McLaren says this is a new kind of grand tourer. A lighter, more dynamic, more, er, McLaren-y kind of grand tourer. It exists because the 570GT didn’t quite hit all its marks. It was gorgeous, rapid and more practical than the 570S, but the feedback from the punters was that they wanted a car like that but even more so. And the GT is the result.
It's anything but a softened-off, reskinned and renamed 570GT. It has its own bodywork, its own specification of carbonfibre monocell, the 4.0-litre engine from the 720S – albeit with smaller turbochargers and high-compression pistons – and the Proactive Chassis Control suspension also developed for the 720S. Its steering, brakes and stability system all have a bespoke tune, while Pirelli has provided a new P Zero tyre with a compound that has a broader envelope of ability, particularly on wet roads.
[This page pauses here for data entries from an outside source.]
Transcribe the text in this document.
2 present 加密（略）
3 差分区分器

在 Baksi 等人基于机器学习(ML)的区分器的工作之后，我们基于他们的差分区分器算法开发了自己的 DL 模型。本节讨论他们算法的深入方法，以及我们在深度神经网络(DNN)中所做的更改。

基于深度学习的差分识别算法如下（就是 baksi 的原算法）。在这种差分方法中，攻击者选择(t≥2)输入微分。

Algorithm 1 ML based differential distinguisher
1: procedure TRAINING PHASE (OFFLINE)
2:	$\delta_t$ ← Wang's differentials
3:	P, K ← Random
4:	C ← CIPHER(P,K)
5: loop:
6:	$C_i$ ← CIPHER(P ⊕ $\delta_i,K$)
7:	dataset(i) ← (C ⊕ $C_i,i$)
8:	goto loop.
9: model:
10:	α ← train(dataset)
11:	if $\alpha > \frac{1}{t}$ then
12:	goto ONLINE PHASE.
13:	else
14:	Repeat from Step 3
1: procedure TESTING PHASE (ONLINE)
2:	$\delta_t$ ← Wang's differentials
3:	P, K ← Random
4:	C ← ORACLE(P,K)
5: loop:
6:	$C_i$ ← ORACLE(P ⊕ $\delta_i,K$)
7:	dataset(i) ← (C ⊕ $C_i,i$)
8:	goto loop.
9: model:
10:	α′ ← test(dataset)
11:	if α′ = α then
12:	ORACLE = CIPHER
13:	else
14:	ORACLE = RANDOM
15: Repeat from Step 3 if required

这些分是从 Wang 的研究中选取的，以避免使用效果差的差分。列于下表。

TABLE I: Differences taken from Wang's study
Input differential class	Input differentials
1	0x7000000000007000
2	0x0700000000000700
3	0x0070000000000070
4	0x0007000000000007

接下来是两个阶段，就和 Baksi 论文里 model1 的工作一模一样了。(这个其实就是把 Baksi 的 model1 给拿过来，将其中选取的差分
The engine has been lowered to provide more luggage space, while the ride height has been raised so that, with the nose lift, the GT will get over the same speed hump as a Mercedes-Benz C-Class. Inside, there’s a new instrument pack and sat-nav five times faster than the previous version. Yet the price is a surprisingly modest – by McLaren standards – £163,000. Perhaps that’s why the company expects it to account for 25% of sales. And no, there's no Spider version in the current product plan, which extends up to 2023. The GT is a standalone model.
Yet despite the fact that 60% of the parts on this car are new, it feels neither like a new kind of McLaren nor a new kind of grand tourer. It feels like a McLaren. And I have no issue with that.
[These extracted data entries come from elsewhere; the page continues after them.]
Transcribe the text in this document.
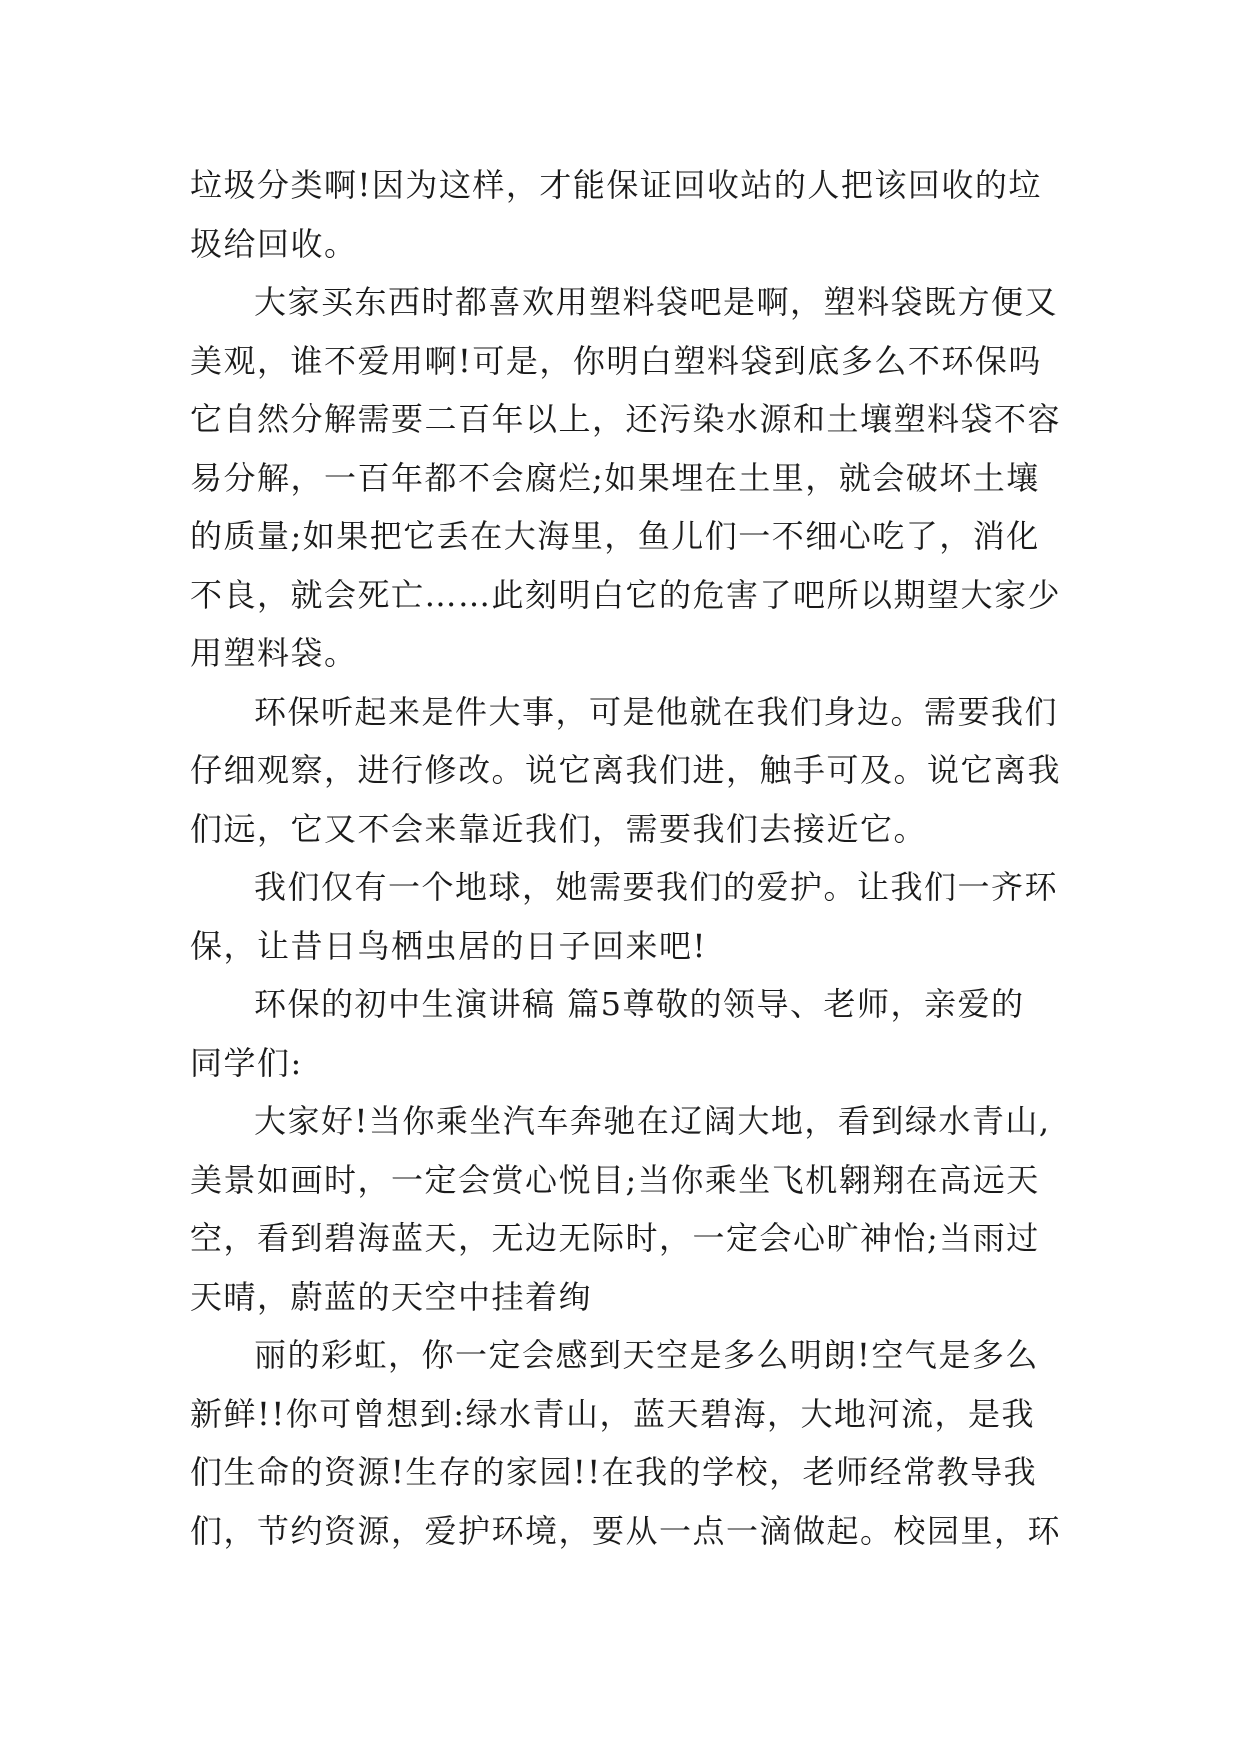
垃圾分类啊!因为这样，才能保证回收站的人把该回收的垃
圾给回收。
大家买东西时都喜欢用塑料袋吧是啊，塑料袋既方便又
美观，谁不爱用啊!可是，你明白塑料袋到底多么不环保吗
它自然分解需要二百年以上，还污染水源和土壤塑料袋不容
易分解，一百年都不会腐烂;如果埋在土里，就会破坏土壤
的质量;如果把它丢在大海里，鱼儿们一不细心吃了，消化
不良，就会死亡……此刻明白它的危害了吧所以期望大家少
用塑料袋。
环保听起来是件大事，可是他就在我们身边。需要我们
仔细观察，进行修改。说它离我们进，触手可及。说它离我
们远，它又不会来靠近我们，需要我们去接近它。
我们仅有一个地球，她需要我们的爱护。让我们一齐环
保，让昔日鸟栖虫居的日子回来吧!
环保的初中生演讲稿 篇5尊敬的领导、老师，亲爱的
同学们:
大家好!当你乘坐汽车奔驰在辽阔大地，看到绿水青山,
美景如画时，一定会赏心悦目;当你乘坐飞机翱翔在高远天
空，看到碧海蓝天，无边无际时，一定会心旷神怡;当雨过
天晴，蔚蓝的天空中挂着绚
丽的彩虹，你一定会感到天空是多么明朗!空气是多么
新鲜!!你可曾想到:绿水青山，蓝天碧海，大地河流，是我
们生命的资源!生存的家园!!在我的学校，老师经常教导我
们，节约资源，爱护环境，要从一点一滴做起。校园里，环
How does the GT mix up the established McLaren formula?
Interior quality has taken a big step forward over the 570GT, but there’s no more room for you, even though there’s now 570 litres of luggage space – segment-leading if you forget the stuff people carry on the back seats of 2+2 rivals. It feels cosy and intimate in here, not expansive and luxurious as you’d find in a traditional grand tourer like the Aston Martin DB11 or Bentley Continental GT.
The engine is no quieter but uses sound-deadening material and exhaust tuning to sweeten its voice, yet it still sounds sharp and urgent. If McLaren wanted the rumble and thunder you’d more traditionally associate with a grand tourer, it would have needed to fit a cross-plane crankshaft, which would have been a ballsy move for sure but perhaps more in keeping with the brief. Even on part throttle in top gear with the exhaust valves closed, you're aware of the V8's raw-sounding presence.